2019 en sıcak ikinci yıl
Dünya Meteoroloji Örgütü (WMO) 2019 yılı Küresel İklim Durumu raporunu yayınladı. Rapor ile 2019 yılı küresel ortalama sıcaklıkların, sanayi öncesi dönemin 1,1 °C üstünde olduğu ve El Niño etkisi ile 2016’da kırılan rekor seviyenin ardından kayıtlardaki en sıcak ikinci yıl olduğu teyit edildi.

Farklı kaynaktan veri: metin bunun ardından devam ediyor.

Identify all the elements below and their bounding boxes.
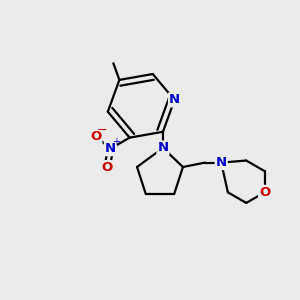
Text: N: N <box>216 156 227 169</box>
Text: O: O <box>101 161 113 174</box>
Text: +: + <box>112 137 120 147</box>
Text: −: − <box>97 124 107 137</box>
Text: O: O <box>90 130 101 143</box>
Text: O: O <box>259 186 270 199</box>
Text: N: N <box>158 142 169 154</box>
Text: N: N <box>169 94 180 106</box>
Text: N: N <box>105 142 116 155</box>
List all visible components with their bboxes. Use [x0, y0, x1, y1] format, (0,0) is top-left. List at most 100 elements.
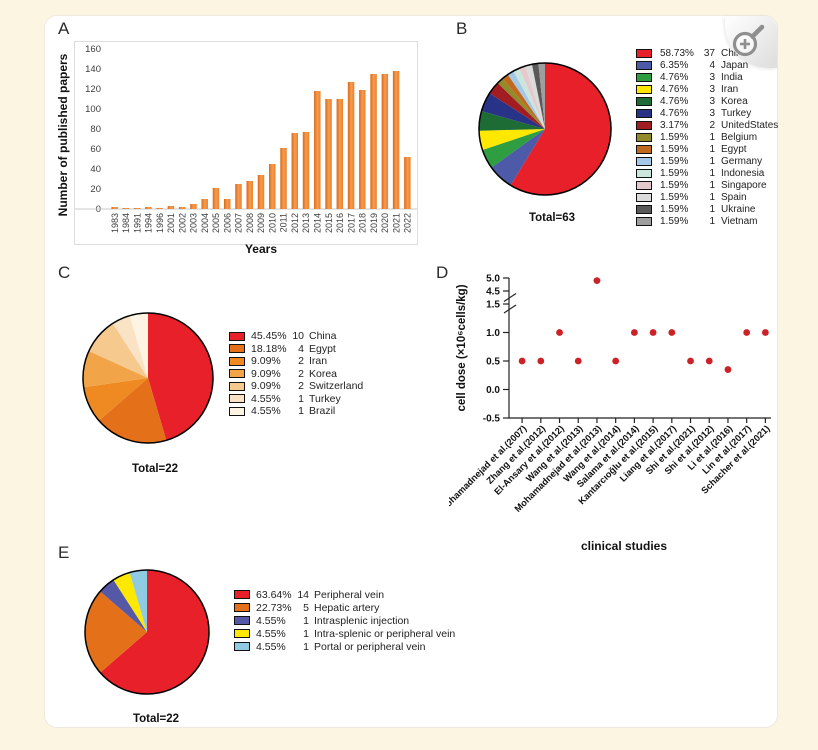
data-point: [518, 357, 526, 365]
legend-count: 2: [298, 380, 304, 393]
x-axis-tick-label: 1984: [121, 213, 131, 233]
x-axis-title: clinical studies: [581, 539, 667, 553]
bar: [269, 164, 276, 209]
pie-chart-countries-all-studies: [465, 49, 625, 214]
legend-percent: 1.59%: [660, 167, 689, 179]
legend-name: Turkey: [309, 392, 341, 405]
y-axis-title: Number of published papers: [56, 53, 70, 216]
legend-count: 1: [709, 131, 715, 143]
pie-slice: [85, 591, 147, 673]
bar: [381, 74, 389, 209]
legend-swatch: [229, 356, 245, 366]
x-axis-tick-label: 2008: [245, 213, 255, 233]
bar: [178, 207, 186, 209]
legend-swatch: [234, 603, 250, 612]
y-axis-tick-label: 140: [85, 64, 101, 75]
legend-row: 4.55% 1 Intra-splenic or peripheral vein: [234, 627, 455, 640]
legend-count: 37: [703, 47, 715, 59]
legend-row: 58.73% 37 China: [636, 47, 778, 59]
x-axis-tick-label: 1983: [110, 213, 120, 233]
x-axis-tick-label: 2001: [166, 213, 176, 233]
bar: [235, 184, 242, 209]
x-axis-tick-label: 2002: [177, 213, 187, 233]
legend-percent: 4.55%: [256, 614, 286, 627]
legend-count: 3: [709, 107, 715, 119]
pie-slice: [129, 313, 148, 378]
legend-row: 45.45% 10 China: [229, 330, 363, 343]
legend-count: 1: [709, 167, 715, 179]
legend-row: 4.76% 3 Iran: [636, 83, 778, 95]
pie-chart-svg: [478, 62, 612, 196]
axis-break-mark: [503, 304, 517, 314]
legend-percent: 45.45%: [251, 330, 287, 343]
legend-percent: 1.59%: [660, 191, 689, 203]
legend-name: India: [721, 71, 743, 83]
pie-slice: [510, 63, 612, 195]
pie-slice: [491, 129, 545, 186]
pie-slice: [112, 315, 148, 378]
legend-name: Brazil: [309, 405, 336, 418]
legend-swatch: [636, 168, 652, 178]
x-axis-tick-label: 2010: [267, 213, 277, 233]
x-axis-tick-label: 2012: [290, 213, 300, 233]
legend-percent: 1.59%: [660, 143, 689, 155]
legend-name: Ukraine: [721, 203, 756, 215]
bar: [145, 207, 152, 209]
x-axis-tick-label: 2021: [391, 213, 401, 233]
pie-slice: [531, 63, 545, 129]
bar: [190, 204, 197, 209]
x-axis-tick-label: 2007: [234, 213, 244, 233]
pie-outline: [84, 569, 210, 695]
legend-row: 4.55% 1 Intrasplenic injection: [234, 614, 455, 627]
legend-row: 4.76% 3 Korea: [636, 95, 778, 107]
zoom-button[interactable]: [725, 16, 777, 68]
legend-name: Vietnam: [721, 215, 758, 227]
legend-swatch: [636, 60, 652, 70]
data-point: [743, 329, 751, 336]
legend-row: 4.76% 3 India: [636, 71, 778, 83]
legend-name: Iran: [721, 83, 739, 95]
pie-slice: [100, 570, 210, 694]
legend-name: Intra-splenic or peripheral vein: [314, 627, 456, 640]
bar: [370, 74, 377, 209]
legend-percent: 4.55%: [251, 405, 281, 418]
y-axis-tick-label: 4.5: [486, 287, 500, 298]
total-label-e: Total=22: [132, 713, 180, 725]
legend-swatch: [229, 394, 245, 404]
legend-swatch: [234, 590, 250, 599]
legend-name: Belgium: [721, 131, 758, 143]
pie-slice: [482, 129, 545, 168]
pie-chart-svg: [82, 312, 214, 444]
legend-percent: 1.59%: [660, 215, 689, 227]
legend-row: 1.59% 1 Indonesia: [636, 167, 778, 179]
data-point: [574, 357, 582, 365]
legend-swatch: [229, 406, 245, 416]
legend-name: Egypt: [309, 342, 336, 355]
y-axis-tick-label: 60: [90, 144, 101, 155]
x-axis-tick-label: 2011: [279, 213, 289, 232]
magnifier-plus-icon: [732, 24, 765, 57]
pie-slice: [148, 313, 213, 441]
pie-slice: [513, 68, 545, 129]
y-axis-tick-label: 160: [85, 44, 101, 55]
data-point: [687, 357, 694, 365]
legend-count: 3: [709, 83, 715, 95]
x-axis-tick-label: 2015: [324, 213, 334, 233]
legend-swatch: [636, 96, 652, 106]
legend-row: 1.59% 1 Ukraine: [636, 203, 778, 215]
x-axis-tick-label: 2020: [380, 213, 390, 233]
pie-slice: [88, 323, 148, 378]
pie-slice: [98, 378, 167, 444]
legend-count: 1: [303, 627, 309, 640]
x-axis-tick-label: 1996: [155, 213, 165, 233]
legend-row: 4.76% 3 Turkey: [636, 107, 778, 119]
bar: [212, 188, 220, 209]
legend-row: 18.18% 4 Egypt: [229, 343, 363, 356]
panel-label-b: B: [456, 19, 468, 38]
legend-swatch: [229, 369, 245, 379]
legend-percent: 6.35%: [660, 59, 689, 71]
legend-swatch: [636, 108, 652, 118]
data-point: [537, 357, 545, 365]
legend-name: Iran: [309, 355, 328, 368]
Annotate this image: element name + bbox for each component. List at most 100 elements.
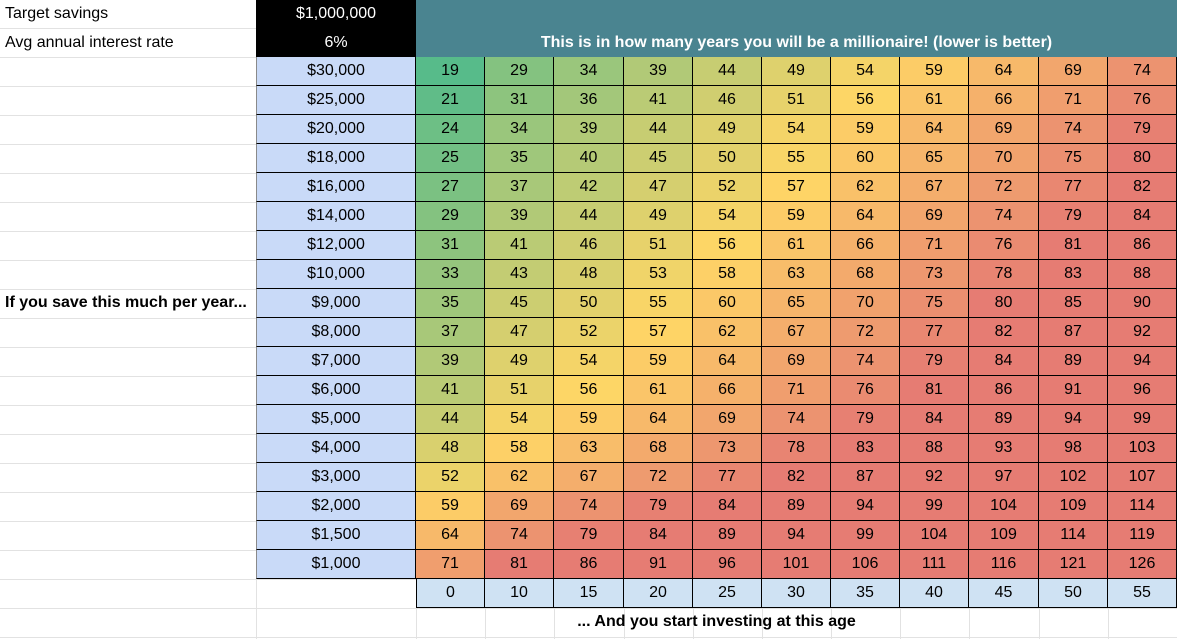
years-cell[interactable]: 99 [831,521,900,550]
savings-amount-cell[interactable]: $7,000 [256,347,416,376]
years-cell[interactable]: 64 [693,347,762,376]
years-cell[interactable]: 59 [900,57,969,86]
years-cell[interactable]: 73 [693,434,762,463]
savings-amount-cell[interactable]: $10,000 [256,260,416,289]
years-cell[interactable]: 54 [554,347,624,376]
years-cell[interactable]: 102 [1039,463,1108,492]
years-cell[interactable]: 79 [1108,115,1177,144]
years-cell[interactable]: 52 [693,173,762,202]
start-age-cell[interactable]: 15 [554,579,624,608]
years-cell[interactable]: 114 [1039,521,1108,550]
years-cell[interactable]: 36 [554,86,624,115]
years-cell[interactable]: 68 [624,434,693,463]
savings-amount-cell[interactable]: $16,000 [256,173,416,202]
years-cell[interactable]: 24 [416,115,485,144]
years-cell[interactable]: 82 [969,318,1039,347]
years-cell[interactable]: 44 [554,202,624,231]
years-cell[interactable]: 42 [554,173,624,202]
years-cell[interactable]: 70 [969,144,1039,173]
years-cell[interactable]: 89 [969,405,1039,434]
years-cell[interactable]: 37 [416,318,485,347]
years-cell[interactable]: 66 [831,231,900,260]
target-savings-value[interactable]: $1,000,000 [256,0,416,28]
years-cell[interactable]: 107 [1108,463,1177,492]
years-cell[interactable]: 64 [831,202,900,231]
savings-amount-cell[interactable]: $14,000 [256,202,416,231]
years-cell[interactable]: 47 [485,318,554,347]
years-cell[interactable]: 79 [624,492,693,521]
years-cell[interactable]: 74 [831,347,900,376]
years-cell[interactable]: 71 [900,231,969,260]
years-cell[interactable]: 92 [900,463,969,492]
years-cell[interactable]: 59 [554,405,624,434]
years-cell[interactable]: 64 [624,405,693,434]
years-cell[interactable]: 72 [831,318,900,347]
years-cell[interactable]: 49 [762,57,831,86]
years-cell[interactable]: 61 [762,231,831,260]
years-cell[interactable]: 41 [485,231,554,260]
years-cell[interactable]: 21 [416,86,485,115]
years-cell[interactable]: 89 [762,492,831,521]
years-cell[interactable]: 83 [1039,260,1108,289]
years-cell[interactable]: 76 [831,376,900,405]
years-cell[interactable]: 109 [1039,492,1108,521]
years-cell[interactable]: 54 [762,115,831,144]
years-cell[interactable]: 64 [416,521,485,550]
years-cell[interactable]: 41 [416,376,485,405]
years-cell[interactable]: 94 [1108,347,1177,376]
years-cell[interactable]: 71 [416,550,485,579]
years-cell[interactable]: 96 [693,550,762,579]
years-cell[interactable]: 55 [624,289,693,318]
years-cell[interactable]: 61 [624,376,693,405]
years-cell[interactable]: 54 [693,202,762,231]
savings-amount-cell[interactable]: $6,000 [256,376,416,405]
years-cell[interactable]: 90 [1108,289,1177,318]
years-cell[interactable]: 97 [969,463,1039,492]
years-cell[interactable]: 40 [554,144,624,173]
years-cell[interactable]: 29 [416,202,485,231]
years-cell[interactable]: 84 [900,405,969,434]
years-cell[interactable]: 86 [554,550,624,579]
savings-amount-cell[interactable]: $12,000 [256,231,416,260]
years-cell[interactable]: 51 [762,86,831,115]
years-cell[interactable]: 82 [1108,173,1177,202]
years-cell[interactable]: 74 [762,405,831,434]
years-cell[interactable]: 49 [624,202,693,231]
years-cell[interactable]: 39 [554,115,624,144]
years-cell[interactable]: 88 [900,434,969,463]
years-cell[interactable]: 71 [762,376,831,405]
years-cell[interactable]: 31 [416,231,485,260]
savings-amount-cell[interactable]: $1,000 [256,550,416,579]
years-cell[interactable]: 71 [1039,86,1108,115]
years-cell[interactable]: 60 [693,289,762,318]
years-cell[interactable]: 47 [624,173,693,202]
years-cell[interactable]: 64 [900,115,969,144]
years-cell[interactable]: 86 [969,376,1039,405]
years-cell[interactable]: 111 [900,550,969,579]
years-cell[interactable]: 54 [831,57,900,86]
years-cell[interactable]: 45 [624,144,693,173]
years-cell[interactable]: 67 [762,318,831,347]
years-cell[interactable]: 34 [485,115,554,144]
savings-amount-cell[interactable]: $9,000 [256,289,416,318]
years-cell[interactable]: 87 [1039,318,1108,347]
years-cell[interactable]: 73 [900,260,969,289]
start-age-cell[interactable]: 25 [693,579,762,608]
years-cell[interactable]: 61 [900,86,969,115]
start-age-cell[interactable]: 50 [1039,579,1108,608]
years-cell[interactable]: 87 [831,463,900,492]
start-age-cell[interactable]: 45 [969,579,1039,608]
savings-amount-cell[interactable]: $2,000 [256,492,416,521]
years-cell[interactable]: 70 [831,289,900,318]
years-cell[interactable]: 94 [1039,405,1108,434]
years-cell[interactable]: 69 [1039,57,1108,86]
years-cell[interactable]: 37 [485,173,554,202]
years-cell[interactable]: 59 [624,347,693,376]
years-cell[interactable]: 62 [831,173,900,202]
years-cell[interactable]: 39 [416,347,485,376]
years-cell[interactable]: 77 [900,318,969,347]
years-cell[interactable]: 96 [1108,376,1177,405]
savings-amount-cell[interactable]: $8,000 [256,318,416,347]
start-age-cell[interactable]: 40 [900,579,969,608]
years-cell[interactable]: 63 [554,434,624,463]
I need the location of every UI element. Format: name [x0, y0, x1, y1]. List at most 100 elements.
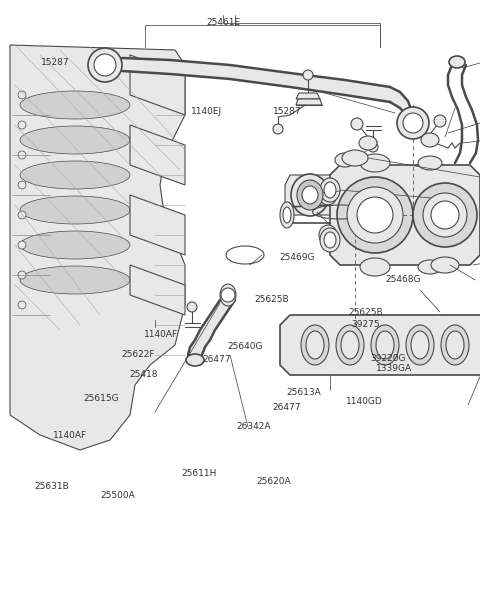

Raporda 2015-2019 yıllarının kayıtlardaki en sıcak beş yıllık dönem, 2010-2019 yılları arasındaki dönemin de en sıcak 10 yıllık dönem olduğuna dikkat çekilirken, 1980’li yıllardan beri her on yıllık dönemin, bir önceki on yıllık döneme göre daha sıcak olduğunun da altı çizildi. WMO Genel Sekreteri Petteri Taalas basın toplantısında yaptığı konuşmada sera gazı seviyelerinin artmaya devam ettiği sürece, küresel ısınmanın da devam edeceğini, yeni yılllık artış rekorunun ise gelecek beş yıl içinde yaşanacağı öngörüsünü paylaştı.